I’m prompted to ask because of the news that the European Court of Auditors has refused to sign off the EU’s accounts for the 15th year running. Can you imagine the row in Parliament if the UK Government’s accounts were regularly rejected in this way?
And it’s not as if the sums are chickenfeed. According to the Treasury, the UK contributes almost £10bn a year to the EU’s budget (after the rebate) Of this, we get back about £5.2bn on average.
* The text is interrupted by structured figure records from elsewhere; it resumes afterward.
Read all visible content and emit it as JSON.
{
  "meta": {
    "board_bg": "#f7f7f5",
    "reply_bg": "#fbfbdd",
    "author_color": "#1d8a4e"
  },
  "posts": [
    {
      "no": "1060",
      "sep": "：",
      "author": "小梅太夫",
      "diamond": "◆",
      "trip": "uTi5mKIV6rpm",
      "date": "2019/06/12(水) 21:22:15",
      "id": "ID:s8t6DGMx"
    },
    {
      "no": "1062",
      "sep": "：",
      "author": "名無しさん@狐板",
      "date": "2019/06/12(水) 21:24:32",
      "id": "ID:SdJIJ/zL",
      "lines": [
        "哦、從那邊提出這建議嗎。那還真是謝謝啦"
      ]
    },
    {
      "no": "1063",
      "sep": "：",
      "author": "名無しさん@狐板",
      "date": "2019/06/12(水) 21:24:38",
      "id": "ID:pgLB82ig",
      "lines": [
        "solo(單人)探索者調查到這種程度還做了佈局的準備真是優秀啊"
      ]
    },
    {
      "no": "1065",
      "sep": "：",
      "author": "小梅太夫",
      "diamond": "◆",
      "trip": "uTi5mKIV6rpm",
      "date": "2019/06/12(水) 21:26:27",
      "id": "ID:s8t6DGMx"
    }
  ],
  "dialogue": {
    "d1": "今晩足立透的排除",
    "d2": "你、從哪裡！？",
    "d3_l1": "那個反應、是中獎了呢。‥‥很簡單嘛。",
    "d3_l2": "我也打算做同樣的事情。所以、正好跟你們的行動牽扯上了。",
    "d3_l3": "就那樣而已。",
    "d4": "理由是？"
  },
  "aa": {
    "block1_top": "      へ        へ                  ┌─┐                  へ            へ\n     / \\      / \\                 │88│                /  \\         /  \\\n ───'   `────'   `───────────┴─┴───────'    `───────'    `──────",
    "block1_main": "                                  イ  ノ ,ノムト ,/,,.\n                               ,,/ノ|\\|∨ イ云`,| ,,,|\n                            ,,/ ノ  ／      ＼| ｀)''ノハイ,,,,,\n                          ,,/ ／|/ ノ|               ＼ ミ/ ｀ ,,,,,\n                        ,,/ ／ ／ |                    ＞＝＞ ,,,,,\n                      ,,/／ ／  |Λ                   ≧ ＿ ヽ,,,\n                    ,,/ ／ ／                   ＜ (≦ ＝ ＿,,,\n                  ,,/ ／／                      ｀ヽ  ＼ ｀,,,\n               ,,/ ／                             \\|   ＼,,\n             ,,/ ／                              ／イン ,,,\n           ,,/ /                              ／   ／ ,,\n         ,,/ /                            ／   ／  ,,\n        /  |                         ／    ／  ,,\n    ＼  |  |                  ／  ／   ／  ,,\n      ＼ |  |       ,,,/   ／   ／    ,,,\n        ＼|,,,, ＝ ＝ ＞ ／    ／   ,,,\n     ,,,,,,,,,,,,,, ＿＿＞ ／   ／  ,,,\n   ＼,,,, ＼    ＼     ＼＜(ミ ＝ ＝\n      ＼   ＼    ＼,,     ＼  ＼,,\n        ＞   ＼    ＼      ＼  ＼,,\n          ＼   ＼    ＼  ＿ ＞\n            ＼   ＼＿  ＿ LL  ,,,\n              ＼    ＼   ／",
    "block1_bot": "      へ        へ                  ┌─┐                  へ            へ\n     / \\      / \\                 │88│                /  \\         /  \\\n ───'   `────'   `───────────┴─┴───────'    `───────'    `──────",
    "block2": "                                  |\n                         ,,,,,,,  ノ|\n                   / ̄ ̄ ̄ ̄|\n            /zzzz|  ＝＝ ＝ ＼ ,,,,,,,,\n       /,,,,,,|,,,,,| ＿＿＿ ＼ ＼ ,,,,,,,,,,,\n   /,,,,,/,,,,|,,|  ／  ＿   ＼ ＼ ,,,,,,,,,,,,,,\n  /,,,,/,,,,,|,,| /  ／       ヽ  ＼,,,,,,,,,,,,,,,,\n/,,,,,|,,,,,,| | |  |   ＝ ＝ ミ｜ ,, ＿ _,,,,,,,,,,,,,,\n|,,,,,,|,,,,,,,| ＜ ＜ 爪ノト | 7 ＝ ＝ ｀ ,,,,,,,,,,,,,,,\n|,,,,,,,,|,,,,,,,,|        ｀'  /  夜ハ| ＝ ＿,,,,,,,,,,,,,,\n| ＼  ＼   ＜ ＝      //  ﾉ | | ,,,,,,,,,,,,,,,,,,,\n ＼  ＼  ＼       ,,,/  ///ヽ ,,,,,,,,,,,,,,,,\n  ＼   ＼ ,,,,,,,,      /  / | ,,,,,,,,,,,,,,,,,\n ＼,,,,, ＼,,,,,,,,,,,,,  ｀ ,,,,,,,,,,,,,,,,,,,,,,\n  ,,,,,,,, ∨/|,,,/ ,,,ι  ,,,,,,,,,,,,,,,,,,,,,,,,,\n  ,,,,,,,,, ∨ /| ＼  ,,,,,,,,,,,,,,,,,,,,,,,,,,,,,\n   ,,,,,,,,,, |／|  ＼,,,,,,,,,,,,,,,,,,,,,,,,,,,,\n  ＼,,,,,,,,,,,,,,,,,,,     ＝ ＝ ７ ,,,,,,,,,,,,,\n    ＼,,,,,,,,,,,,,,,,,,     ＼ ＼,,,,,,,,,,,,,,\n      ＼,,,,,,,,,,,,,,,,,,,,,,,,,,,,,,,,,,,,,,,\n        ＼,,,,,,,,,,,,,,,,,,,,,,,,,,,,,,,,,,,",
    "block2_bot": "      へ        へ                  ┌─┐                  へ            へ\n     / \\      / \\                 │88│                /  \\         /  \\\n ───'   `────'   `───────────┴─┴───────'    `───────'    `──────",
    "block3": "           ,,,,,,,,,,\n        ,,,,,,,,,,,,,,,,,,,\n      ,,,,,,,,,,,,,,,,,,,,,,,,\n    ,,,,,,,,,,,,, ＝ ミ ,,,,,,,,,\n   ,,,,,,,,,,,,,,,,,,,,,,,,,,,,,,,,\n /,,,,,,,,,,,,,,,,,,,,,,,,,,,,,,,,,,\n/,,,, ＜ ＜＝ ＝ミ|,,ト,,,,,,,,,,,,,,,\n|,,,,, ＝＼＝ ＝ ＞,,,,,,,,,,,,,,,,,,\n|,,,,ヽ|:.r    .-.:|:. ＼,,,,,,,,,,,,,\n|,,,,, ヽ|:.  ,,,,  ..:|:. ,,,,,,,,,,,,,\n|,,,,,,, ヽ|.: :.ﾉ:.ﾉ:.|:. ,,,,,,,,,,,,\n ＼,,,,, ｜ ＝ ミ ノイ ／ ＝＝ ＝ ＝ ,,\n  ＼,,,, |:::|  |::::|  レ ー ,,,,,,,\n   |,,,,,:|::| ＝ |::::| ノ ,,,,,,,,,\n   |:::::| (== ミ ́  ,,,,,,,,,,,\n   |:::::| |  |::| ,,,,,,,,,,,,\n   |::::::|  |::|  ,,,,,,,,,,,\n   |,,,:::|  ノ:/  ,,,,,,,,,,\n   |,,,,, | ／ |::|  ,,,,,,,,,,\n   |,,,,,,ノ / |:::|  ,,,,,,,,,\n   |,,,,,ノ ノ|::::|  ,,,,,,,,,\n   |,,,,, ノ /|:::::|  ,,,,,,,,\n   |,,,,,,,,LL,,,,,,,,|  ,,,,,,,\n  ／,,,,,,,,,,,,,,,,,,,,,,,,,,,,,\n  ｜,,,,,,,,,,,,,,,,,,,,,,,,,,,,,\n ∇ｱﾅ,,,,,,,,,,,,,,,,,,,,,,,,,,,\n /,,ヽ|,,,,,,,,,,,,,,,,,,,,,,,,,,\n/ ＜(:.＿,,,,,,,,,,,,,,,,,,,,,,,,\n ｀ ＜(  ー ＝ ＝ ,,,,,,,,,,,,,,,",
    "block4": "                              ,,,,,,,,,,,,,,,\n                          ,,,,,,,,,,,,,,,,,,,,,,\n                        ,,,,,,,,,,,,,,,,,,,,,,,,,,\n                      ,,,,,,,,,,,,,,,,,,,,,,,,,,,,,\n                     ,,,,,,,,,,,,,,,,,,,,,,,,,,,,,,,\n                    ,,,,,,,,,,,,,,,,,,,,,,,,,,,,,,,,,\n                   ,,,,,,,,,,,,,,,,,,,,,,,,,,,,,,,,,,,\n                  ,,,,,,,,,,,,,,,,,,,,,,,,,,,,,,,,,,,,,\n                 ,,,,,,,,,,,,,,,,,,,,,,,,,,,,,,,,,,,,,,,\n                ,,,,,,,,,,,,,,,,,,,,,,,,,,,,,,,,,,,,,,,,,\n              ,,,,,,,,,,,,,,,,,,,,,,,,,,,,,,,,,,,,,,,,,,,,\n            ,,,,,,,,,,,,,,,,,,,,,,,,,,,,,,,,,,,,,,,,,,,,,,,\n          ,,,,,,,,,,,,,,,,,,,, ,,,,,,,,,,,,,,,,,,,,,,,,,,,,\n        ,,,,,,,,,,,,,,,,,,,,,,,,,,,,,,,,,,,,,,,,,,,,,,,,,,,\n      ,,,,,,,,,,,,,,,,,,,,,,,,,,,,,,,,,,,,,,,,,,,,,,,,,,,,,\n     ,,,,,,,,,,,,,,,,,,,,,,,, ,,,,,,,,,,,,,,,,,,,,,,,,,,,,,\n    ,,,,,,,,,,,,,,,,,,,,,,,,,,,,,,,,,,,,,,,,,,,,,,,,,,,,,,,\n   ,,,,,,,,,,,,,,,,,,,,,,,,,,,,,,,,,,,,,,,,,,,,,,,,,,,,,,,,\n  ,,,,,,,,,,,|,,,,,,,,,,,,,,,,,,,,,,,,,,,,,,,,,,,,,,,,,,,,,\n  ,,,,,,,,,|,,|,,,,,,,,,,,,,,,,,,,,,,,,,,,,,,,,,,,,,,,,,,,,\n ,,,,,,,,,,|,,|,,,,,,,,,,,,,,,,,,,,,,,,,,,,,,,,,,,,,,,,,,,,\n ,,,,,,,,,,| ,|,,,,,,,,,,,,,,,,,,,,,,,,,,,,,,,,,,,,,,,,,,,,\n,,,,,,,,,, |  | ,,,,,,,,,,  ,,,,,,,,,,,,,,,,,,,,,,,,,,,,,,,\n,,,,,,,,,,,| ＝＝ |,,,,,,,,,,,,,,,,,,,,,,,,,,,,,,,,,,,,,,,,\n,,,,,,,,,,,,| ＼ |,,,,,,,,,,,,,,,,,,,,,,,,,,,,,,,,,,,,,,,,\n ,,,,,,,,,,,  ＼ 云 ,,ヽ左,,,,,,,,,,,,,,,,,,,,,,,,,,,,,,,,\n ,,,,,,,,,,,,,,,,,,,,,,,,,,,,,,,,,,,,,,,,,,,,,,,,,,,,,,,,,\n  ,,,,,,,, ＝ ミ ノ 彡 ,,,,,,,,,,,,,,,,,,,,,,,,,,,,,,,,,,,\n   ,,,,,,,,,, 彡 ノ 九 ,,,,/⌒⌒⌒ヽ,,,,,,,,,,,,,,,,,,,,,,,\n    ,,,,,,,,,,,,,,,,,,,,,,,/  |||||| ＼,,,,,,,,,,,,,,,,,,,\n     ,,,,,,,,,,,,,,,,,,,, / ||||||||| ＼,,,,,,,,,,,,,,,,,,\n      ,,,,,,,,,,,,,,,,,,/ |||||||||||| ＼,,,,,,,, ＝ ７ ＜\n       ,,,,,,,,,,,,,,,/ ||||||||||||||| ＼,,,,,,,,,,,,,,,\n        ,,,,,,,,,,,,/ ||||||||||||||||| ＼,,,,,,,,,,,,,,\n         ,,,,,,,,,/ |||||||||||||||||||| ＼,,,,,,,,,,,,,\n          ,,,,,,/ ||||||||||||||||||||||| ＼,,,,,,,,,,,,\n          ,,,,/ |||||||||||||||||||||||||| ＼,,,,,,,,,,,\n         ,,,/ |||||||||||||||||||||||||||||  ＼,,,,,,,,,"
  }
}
However, our net contribution is projected to rise to £6.4bn in 2011-12. I reckon this works out at something like £105m per year for each man, woman and child. More money than most of us are likely to spend in our lifetime.
Nobody enjoys paying taxes, but we endure it if we believe the money is being spent on worthwhile causes, such as hospitals, schools, pensions etc. But much of the money we pay to the EU is clearly being wasted.
Open Europe has produced a list of examples of EU waste. These include 2,500 euros spent on the chairman of Porsche’s hunting lodge, 850,000 euros on a “gender equal” wood design centre in Sweden, 198,000 euros for a puppet theatre network in the Baltics and a bizarre art education project called Donkeypedia in which a donkey travels through the Netherlands and is met at various locations by primary school children. Incredible.
Having been part of last year’s ultimately unsuccessful campaign (although we won the argument) to persuade the Government to honour its manifesto promise to hold a referendum on the European Constitution (aka Lisbon Treaty), I dread to think what further pointless schemes we are now going to find ourselves paying for.
If we really have to belong to the EU, then let’s find a way to make it accountable.